You’ll need to decide how to best combine finances for your relationship. Some couples choose to keep separate spending accounts, so they don’t have to worry about accidentally both spending the last dollars in a joint account. Some couples have a joint bill-paying account where both contribute, while others throw it all together and then just spend cash on non-essentials, which helps to control over-spending on wants.
A good place to start is a simple joint budget that you can refine and work on together. Start by adding up the income the two of you can expect each month after taxes (your take home pay, in other words), as well as any supplemental income. Make a separate column with all your expenses, including housing costs, utilities, car payments, debt payments, taxes on non-salary income, savings, commuting costs, average grocery charges, and other spending money you’ll need for daily activities.
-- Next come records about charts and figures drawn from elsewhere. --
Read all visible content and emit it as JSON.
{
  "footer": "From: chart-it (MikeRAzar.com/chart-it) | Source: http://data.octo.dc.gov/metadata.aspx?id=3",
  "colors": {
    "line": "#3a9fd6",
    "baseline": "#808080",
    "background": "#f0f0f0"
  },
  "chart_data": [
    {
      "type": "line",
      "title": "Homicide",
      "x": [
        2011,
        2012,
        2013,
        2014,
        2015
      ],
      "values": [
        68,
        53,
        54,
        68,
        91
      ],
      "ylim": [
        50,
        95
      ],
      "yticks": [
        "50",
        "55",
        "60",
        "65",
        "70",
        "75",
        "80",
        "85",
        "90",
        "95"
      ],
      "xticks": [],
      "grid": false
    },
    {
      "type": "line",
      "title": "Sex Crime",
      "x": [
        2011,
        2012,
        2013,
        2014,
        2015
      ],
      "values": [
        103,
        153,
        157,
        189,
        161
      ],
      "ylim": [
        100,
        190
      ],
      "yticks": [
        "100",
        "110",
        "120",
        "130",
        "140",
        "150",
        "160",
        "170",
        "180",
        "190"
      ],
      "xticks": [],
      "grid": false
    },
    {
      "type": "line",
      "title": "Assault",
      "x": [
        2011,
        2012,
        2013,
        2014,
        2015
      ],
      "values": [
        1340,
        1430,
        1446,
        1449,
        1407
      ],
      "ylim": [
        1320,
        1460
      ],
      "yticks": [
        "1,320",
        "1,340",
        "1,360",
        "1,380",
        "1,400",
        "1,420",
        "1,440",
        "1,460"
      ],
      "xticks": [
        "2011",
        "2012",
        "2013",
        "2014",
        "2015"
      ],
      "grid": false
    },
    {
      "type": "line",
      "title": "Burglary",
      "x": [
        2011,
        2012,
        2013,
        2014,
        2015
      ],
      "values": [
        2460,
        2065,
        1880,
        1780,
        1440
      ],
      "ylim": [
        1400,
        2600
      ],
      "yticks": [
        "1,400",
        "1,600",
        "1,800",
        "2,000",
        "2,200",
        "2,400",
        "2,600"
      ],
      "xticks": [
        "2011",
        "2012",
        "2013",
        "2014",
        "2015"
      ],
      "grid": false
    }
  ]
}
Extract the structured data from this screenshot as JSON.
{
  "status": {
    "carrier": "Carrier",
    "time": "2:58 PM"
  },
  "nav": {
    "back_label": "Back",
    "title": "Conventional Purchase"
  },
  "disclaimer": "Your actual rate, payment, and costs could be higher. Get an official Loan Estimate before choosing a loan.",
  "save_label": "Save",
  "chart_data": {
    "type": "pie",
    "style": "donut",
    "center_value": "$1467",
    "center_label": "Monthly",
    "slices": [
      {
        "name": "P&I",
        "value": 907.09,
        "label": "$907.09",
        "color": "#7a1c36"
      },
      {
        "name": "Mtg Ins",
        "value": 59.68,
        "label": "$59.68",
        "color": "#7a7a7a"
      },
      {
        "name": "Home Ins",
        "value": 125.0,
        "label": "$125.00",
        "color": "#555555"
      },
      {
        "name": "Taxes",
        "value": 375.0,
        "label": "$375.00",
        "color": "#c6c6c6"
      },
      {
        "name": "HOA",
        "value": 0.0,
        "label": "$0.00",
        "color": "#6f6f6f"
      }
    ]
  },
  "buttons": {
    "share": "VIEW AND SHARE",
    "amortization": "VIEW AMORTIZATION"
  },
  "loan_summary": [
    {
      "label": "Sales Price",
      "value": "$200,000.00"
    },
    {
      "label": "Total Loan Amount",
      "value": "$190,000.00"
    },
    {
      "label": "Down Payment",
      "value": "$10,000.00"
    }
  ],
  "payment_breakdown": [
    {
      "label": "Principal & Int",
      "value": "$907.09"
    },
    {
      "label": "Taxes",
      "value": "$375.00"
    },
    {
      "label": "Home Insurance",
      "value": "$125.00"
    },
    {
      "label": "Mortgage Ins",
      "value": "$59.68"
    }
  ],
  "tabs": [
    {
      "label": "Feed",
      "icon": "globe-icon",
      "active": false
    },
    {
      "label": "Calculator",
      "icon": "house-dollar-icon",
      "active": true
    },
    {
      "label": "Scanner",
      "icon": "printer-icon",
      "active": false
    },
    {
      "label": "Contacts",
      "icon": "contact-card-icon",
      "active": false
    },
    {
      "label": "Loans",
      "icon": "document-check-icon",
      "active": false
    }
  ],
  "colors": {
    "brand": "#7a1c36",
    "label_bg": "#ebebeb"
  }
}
Subtract your monthly expenses from your monthly income.
If you need help creating and managing a monthly budget, use the AICPA’s budget analysis calculator to run a report that will show where your money is going and identify areas for improvement.
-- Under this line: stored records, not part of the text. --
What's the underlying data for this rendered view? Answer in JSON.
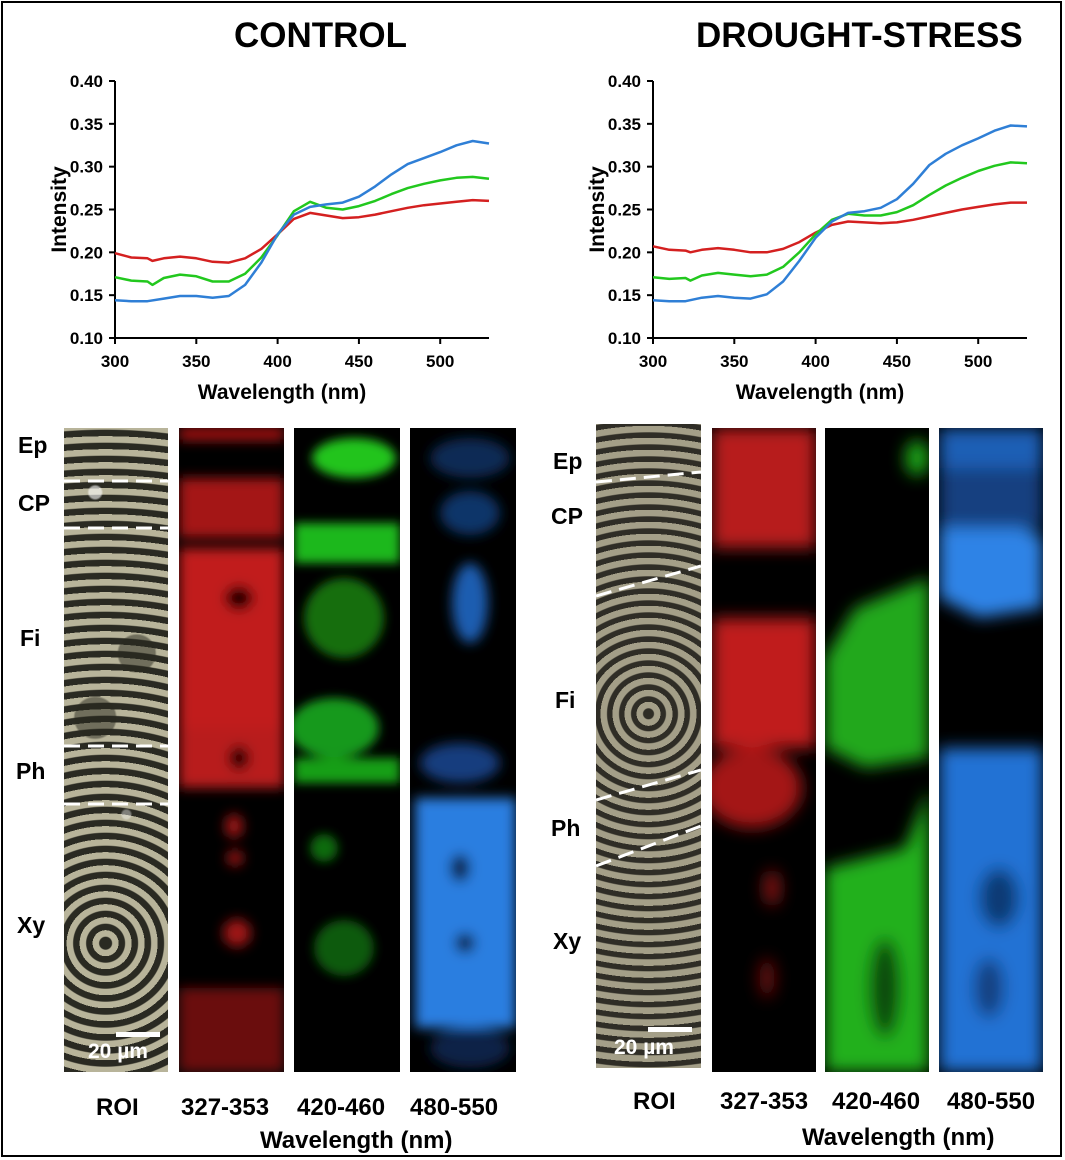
{
  "titles": {
    "control": "CONTROL",
    "drought": "DROUGHT-STRESS"
  },
  "series_colors": {
    "red": "#d42020",
    "green": "#22c81e",
    "blue": "#2f7fd6"
  },
  "chart_data": [
    {
      "type": "line",
      "title": "CONTROL",
      "xlabel": "Wavelength (nm)",
      "ylabel": "Intensity",
      "xlim": [
        300,
        530
      ],
      "ylim": [
        0.1,
        0.4
      ],
      "xticks": [
        300,
        350,
        400,
        450,
        500
      ],
      "yticks": [
        "0.10",
        "0.15",
        "0.20",
        "0.25",
        "0.30",
        "0.35",
        "0.40"
      ],
      "grid": false,
      "series": [
        {
          "color": "red",
          "x": [
            300,
            310,
            320,
            323,
            330,
            340,
            350,
            360,
            370,
            380,
            390,
            400,
            410,
            420,
            430,
            440,
            450,
            460,
            470,
            480,
            490,
            500,
            510,
            520,
            530
          ],
          "y": [
            0.199,
            0.194,
            0.193,
            0.19,
            0.193,
            0.195,
            0.193,
            0.189,
            0.188,
            0.193,
            0.204,
            0.221,
            0.239,
            0.246,
            0.243,
            0.24,
            0.241,
            0.244,
            0.248,
            0.252,
            0.255,
            0.257,
            0.259,
            0.261,
            0.26
          ]
        },
        {
          "color": "green",
          "x": [
            300,
            310,
            320,
            323,
            330,
            340,
            350,
            360,
            370,
            380,
            390,
            400,
            410,
            420,
            430,
            440,
            450,
            460,
            470,
            480,
            490,
            500,
            510,
            520,
            530
          ],
          "y": [
            0.171,
            0.167,
            0.166,
            0.162,
            0.17,
            0.174,
            0.172,
            0.166,
            0.166,
            0.175,
            0.194,
            0.22,
            0.248,
            0.259,
            0.252,
            0.25,
            0.254,
            0.26,
            0.268,
            0.275,
            0.28,
            0.284,
            0.287,
            0.288,
            0.286
          ]
        },
        {
          "color": "blue",
          "x": [
            300,
            310,
            320,
            330,
            340,
            350,
            360,
            370,
            380,
            390,
            400,
            410,
            420,
            430,
            440,
            450,
            460,
            470,
            480,
            490,
            500,
            510,
            520,
            530
          ],
          "y": [
            0.144,
            0.143,
            0.143,
            0.146,
            0.149,
            0.149,
            0.147,
            0.149,
            0.162,
            0.188,
            0.221,
            0.244,
            0.253,
            0.256,
            0.258,
            0.265,
            0.277,
            0.291,
            0.303,
            0.31,
            0.317,
            0.325,
            0.33,
            0.327
          ]
        }
      ]
    },
    {
      "type": "line",
      "title": "DROUGHT-STRESS",
      "xlabel": "Wavelength (nm)",
      "ylabel": "Intensity",
      "xlim": [
        300,
        530
      ],
      "ylim": [
        0.1,
        0.4
      ],
      "xticks": [
        300,
        350,
        400,
        450,
        500
      ],
      "yticks": [
        "0.10",
        "0.15",
        "0.20",
        "0.25",
        "0.30",
        "0.35",
        "0.40"
      ],
      "grid": false,
      "series": [
        {
          "color": "red",
          "x": [
            300,
            310,
            320,
            323,
            330,
            340,
            350,
            360,
            370,
            380,
            390,
            400,
            410,
            420,
            430,
            440,
            450,
            460,
            470,
            480,
            490,
            500,
            510,
            520,
            530
          ],
          "y": [
            0.207,
            0.203,
            0.202,
            0.2,
            0.203,
            0.205,
            0.203,
            0.2,
            0.2,
            0.204,
            0.212,
            0.223,
            0.232,
            0.236,
            0.235,
            0.234,
            0.235,
            0.238,
            0.242,
            0.246,
            0.25,
            0.253,
            0.256,
            0.258,
            0.258
          ]
        },
        {
          "color": "green",
          "x": [
            300,
            310,
            320,
            323,
            330,
            340,
            350,
            360,
            370,
            380,
            390,
            400,
            410,
            420,
            430,
            440,
            450,
            460,
            470,
            480,
            490,
            500,
            510,
            520,
            530
          ],
          "y": [
            0.171,
            0.169,
            0.17,
            0.167,
            0.173,
            0.176,
            0.174,
            0.172,
            0.174,
            0.183,
            0.2,
            0.221,
            0.238,
            0.245,
            0.243,
            0.243,
            0.247,
            0.255,
            0.267,
            0.278,
            0.287,
            0.295,
            0.301,
            0.305,
            0.304
          ]
        },
        {
          "color": "blue",
          "x": [
            300,
            310,
            320,
            330,
            340,
            350,
            360,
            370,
            380,
            390,
            400,
            410,
            420,
            430,
            440,
            450,
            460,
            470,
            480,
            490,
            500,
            510,
            520,
            530
          ],
          "y": [
            0.144,
            0.143,
            0.143,
            0.147,
            0.149,
            0.147,
            0.146,
            0.151,
            0.166,
            0.19,
            0.217,
            0.236,
            0.246,
            0.248,
            0.252,
            0.262,
            0.28,
            0.302,
            0.315,
            0.325,
            0.333,
            0.342,
            0.348,
            0.347
          ]
        }
      ]
    }
  ],
  "control_panels": {
    "regions": [
      "Ep",
      "CP",
      "Fi",
      "Ph",
      "Xy"
    ],
    "panel_labels": [
      "ROI",
      "327-353",
      "420-460",
      "480-550"
    ],
    "wavelength_label": "Wavelength (nm)",
    "scale_bar": "20 µm"
  },
  "drought_panels": {
    "regions": [
      "Ep",
      "CP",
      "Fi",
      "Ph",
      "Xy"
    ],
    "panel_labels": [
      "ROI",
      "327-353",
      "420-460",
      "480-550"
    ],
    "wavelength_label": "Wavelength (nm)",
    "scale_bar": "20 µm"
  }
}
- Tip - Create a Fun Money Fund: Try to work some “allowance” money into the budget: money that each of you can spend on whatever you want, no questions asked from your partner. This can help avoid money fights.
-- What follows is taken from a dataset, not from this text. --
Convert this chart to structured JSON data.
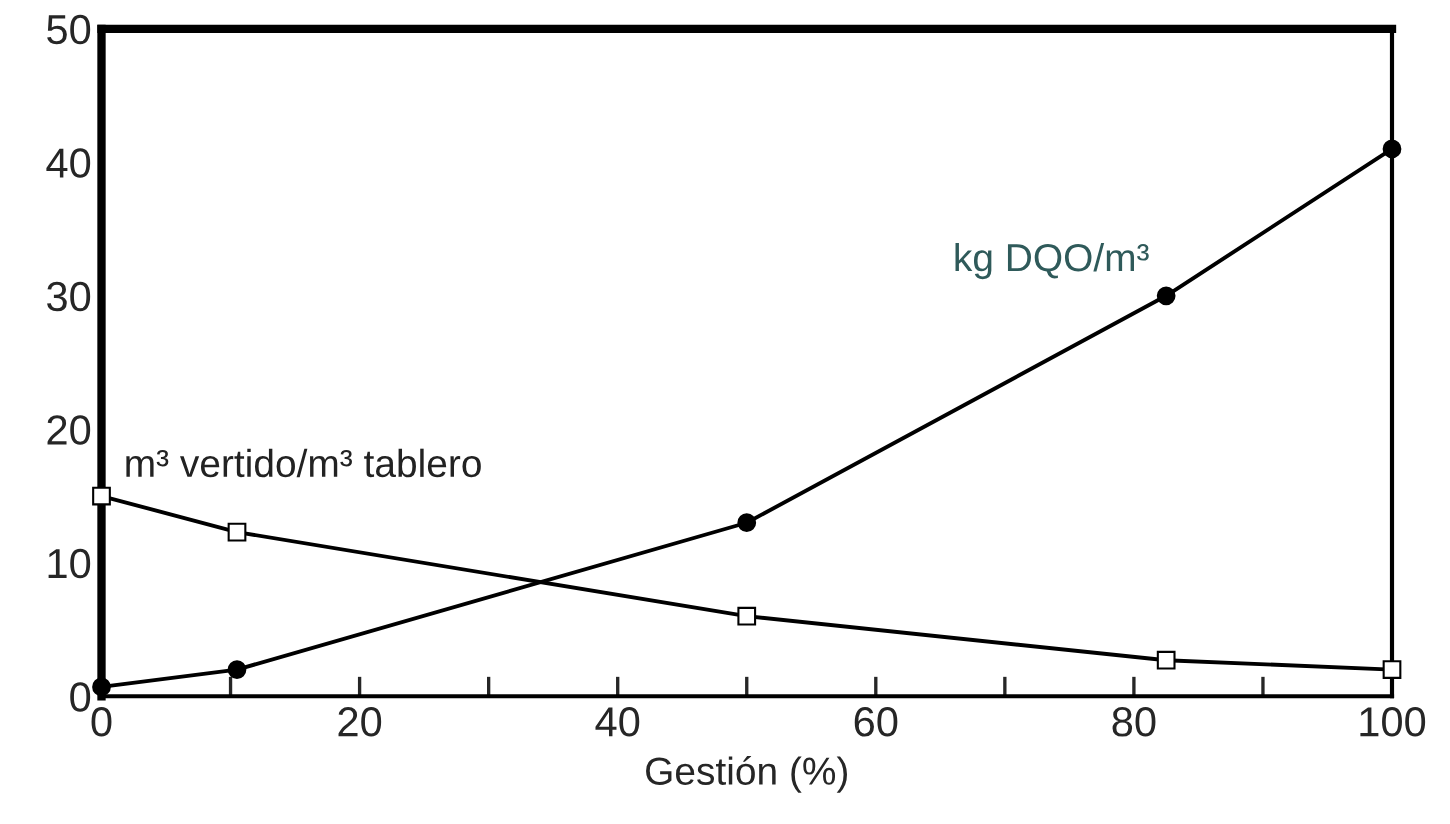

- Tip – Review Health Insurance. Do you each have coverage at work? Talk about whether you can save money by combining coverage under one policy and giving up the other – and get the facts on which coverage is better.
Step 4. Set short- and long-term priorities
It’s hard to achieve your goals if you don’t know what they are—or realize what the other person wants. Saving will be easier, too, if you have a clear incentive to do it. Do you want to buy your first home? A bigger place? Set up a generous travel fund? Discussing your dreams is the first step to making them come true.
If after building a budget together you have some money left, you can use it to save for those big goals together. If after running the numbers you realize your income is less than your expected expenses, you’re probably going to have to decide how to cut back on spending.
Whenever possible, make reducing your debt a priority. It will reduce or eliminate the interest rate you pay on your outstanding debt balances. And wiping out debt and interest payments will leave you more money in your monthly budget to spend. Heavy debt, especially if you miss payments, could lower your credit score. A low score could affect your ability to borrow money for a home, among other goals.
- Tip - Set Joint-Goals: Budgeting as a couple can often lead to more over-spending, if you are both earning, and your combined incomes add up to more than your needs. Take care that before you adjust spending to match the higher income that you set some savings goals together, perhaps starting off more aggressively to tackle things you may have previously found tough to save for when it was just your income.
- Tip - Got student loans? Discuss the repayment plan. Will each partner contribute toward repaying the loan of one spouse, or will it be up to the person who incurred the debt to repay it? Student loans can be a drain on joint finances and a source of tension if not discussed beforehand.
Step 5. Put your plan in action, set money dates & check-in
You’ve talked. You’ve talked some more. You’ve run the numbers. And now you have a plan. It’s time to decide who will be the primary bookkeeper, so that you can ensure all bills get paid on time and that accounts don’t become overdrawn. However, make sure that the non-bookkeeping partner is kept informed of what’s going on.
Consider setting a monthly or quarterly money date where you review the budget to see what went well, what went wrong and see if you need to make adjustments. It’s also a good time to discuss any upcoming expenses such as vacations, holidays or home repairs needed.
- Tip- Don’t be afraid to ask for help: You’re likely going to have questions or hurdles along the way, and your local CPA is a great resource. They can help identify ways to improve and let you know if you’re headed in the right direction, in addition to providing expert guidance when it comes to more technical steps, like combining or sharing accounts, estate planning, etc.